Has anyone faced this issue, too?

Cheers,
mlbz

Hi Mlbz,

are there any Connection Problems to that Remote Sites with Livestatus, like Timeouts and such? And are you using the Livestatus proxy?

Thanks for your fast reply! The master and the slave are in the same subnet and I am not aware of any timeouts or other connection issues. And yes, we use the livestatus proxy.

ok strange.

When you say: Does not work, does this mean the GUI idles and nothing happens, the page loads endless or what exactly happens?

Actually, everything seems to work fine. There is no issue in the GUI. It looks like it its working fine. You get asked if you really want ACK the problem. Then you confirm and then you click “back to view”.
There you can see, that nothing changed - means there is no icon for the ACK next to the service.

I just tested and it is actually the same behavior when I try to schedule a downtime. So no difference between acknowledgements and scheduling downtimes. Both work only sometimes and I cant detect any pattern.

2 Likes

Does nobody else have those kind of issues? We updated to 2.2.0p36, but nothing changed.

1 Like

Are you still facing this issue?

Yes, but not as often as before.

1 Like

2.2 is borderline out of support to properly out of support. My personal suggestion is (with proper backups of course) upgrade to the latest patch of 2.2, then to at least 2.3 latest patch.
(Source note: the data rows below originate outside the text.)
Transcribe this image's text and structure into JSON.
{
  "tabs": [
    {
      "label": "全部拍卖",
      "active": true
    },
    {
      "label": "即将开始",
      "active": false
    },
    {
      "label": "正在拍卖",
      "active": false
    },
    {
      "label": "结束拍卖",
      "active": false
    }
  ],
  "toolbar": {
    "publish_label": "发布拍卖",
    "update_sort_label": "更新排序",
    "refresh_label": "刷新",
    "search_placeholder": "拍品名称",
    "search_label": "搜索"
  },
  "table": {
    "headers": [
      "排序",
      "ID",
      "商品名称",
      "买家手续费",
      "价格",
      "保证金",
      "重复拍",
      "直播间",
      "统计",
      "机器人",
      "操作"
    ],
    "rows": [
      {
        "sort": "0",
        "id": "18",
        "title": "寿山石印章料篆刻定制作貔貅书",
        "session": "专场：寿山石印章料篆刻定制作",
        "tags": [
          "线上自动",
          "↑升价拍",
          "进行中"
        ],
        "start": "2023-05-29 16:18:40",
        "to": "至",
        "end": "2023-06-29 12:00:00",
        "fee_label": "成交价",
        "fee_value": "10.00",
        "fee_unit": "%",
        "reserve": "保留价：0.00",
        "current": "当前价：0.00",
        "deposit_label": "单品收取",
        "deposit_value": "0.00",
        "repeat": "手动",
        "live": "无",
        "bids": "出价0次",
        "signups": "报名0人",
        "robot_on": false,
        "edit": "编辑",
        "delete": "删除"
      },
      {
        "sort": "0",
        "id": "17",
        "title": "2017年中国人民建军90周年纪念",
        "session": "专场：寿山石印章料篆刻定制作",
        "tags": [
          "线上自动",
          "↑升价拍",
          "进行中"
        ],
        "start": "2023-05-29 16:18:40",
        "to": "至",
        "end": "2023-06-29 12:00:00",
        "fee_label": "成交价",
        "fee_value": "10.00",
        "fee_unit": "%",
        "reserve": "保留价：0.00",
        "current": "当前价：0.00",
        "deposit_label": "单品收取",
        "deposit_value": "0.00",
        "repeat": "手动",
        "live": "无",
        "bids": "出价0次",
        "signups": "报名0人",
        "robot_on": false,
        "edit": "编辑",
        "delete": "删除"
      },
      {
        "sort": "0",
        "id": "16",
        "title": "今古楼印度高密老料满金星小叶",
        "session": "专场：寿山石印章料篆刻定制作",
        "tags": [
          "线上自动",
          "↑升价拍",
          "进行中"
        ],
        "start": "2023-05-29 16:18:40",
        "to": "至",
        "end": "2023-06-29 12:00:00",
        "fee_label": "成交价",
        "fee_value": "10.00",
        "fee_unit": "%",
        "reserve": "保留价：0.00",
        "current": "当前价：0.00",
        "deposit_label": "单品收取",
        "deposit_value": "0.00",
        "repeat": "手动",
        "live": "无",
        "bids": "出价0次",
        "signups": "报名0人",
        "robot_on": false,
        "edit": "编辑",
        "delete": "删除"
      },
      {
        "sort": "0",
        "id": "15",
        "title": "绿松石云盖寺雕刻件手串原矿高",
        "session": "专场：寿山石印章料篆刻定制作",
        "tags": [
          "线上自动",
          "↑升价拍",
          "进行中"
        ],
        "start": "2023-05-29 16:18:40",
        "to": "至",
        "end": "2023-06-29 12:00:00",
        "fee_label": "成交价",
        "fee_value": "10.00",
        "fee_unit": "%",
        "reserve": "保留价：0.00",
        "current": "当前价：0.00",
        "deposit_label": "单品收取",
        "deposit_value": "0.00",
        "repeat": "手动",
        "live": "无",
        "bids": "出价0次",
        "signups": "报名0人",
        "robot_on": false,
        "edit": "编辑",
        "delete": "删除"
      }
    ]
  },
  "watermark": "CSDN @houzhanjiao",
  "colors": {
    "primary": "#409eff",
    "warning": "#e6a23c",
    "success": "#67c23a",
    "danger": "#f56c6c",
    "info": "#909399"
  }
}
There can be breaking changes between major versions, especially if you use third-party/exchange MKP or plugins.

It might be best to turn off notifications on the site, take a backup of the site without history or logs, turn notifications back on for the main site, restore the site with a new name (_qa for example). And then test the upgrade path/process on the new instance so that you don’t risk prod and can identify possible issues.

1 Like

It still happens after the update to 2.3. But not as often as before.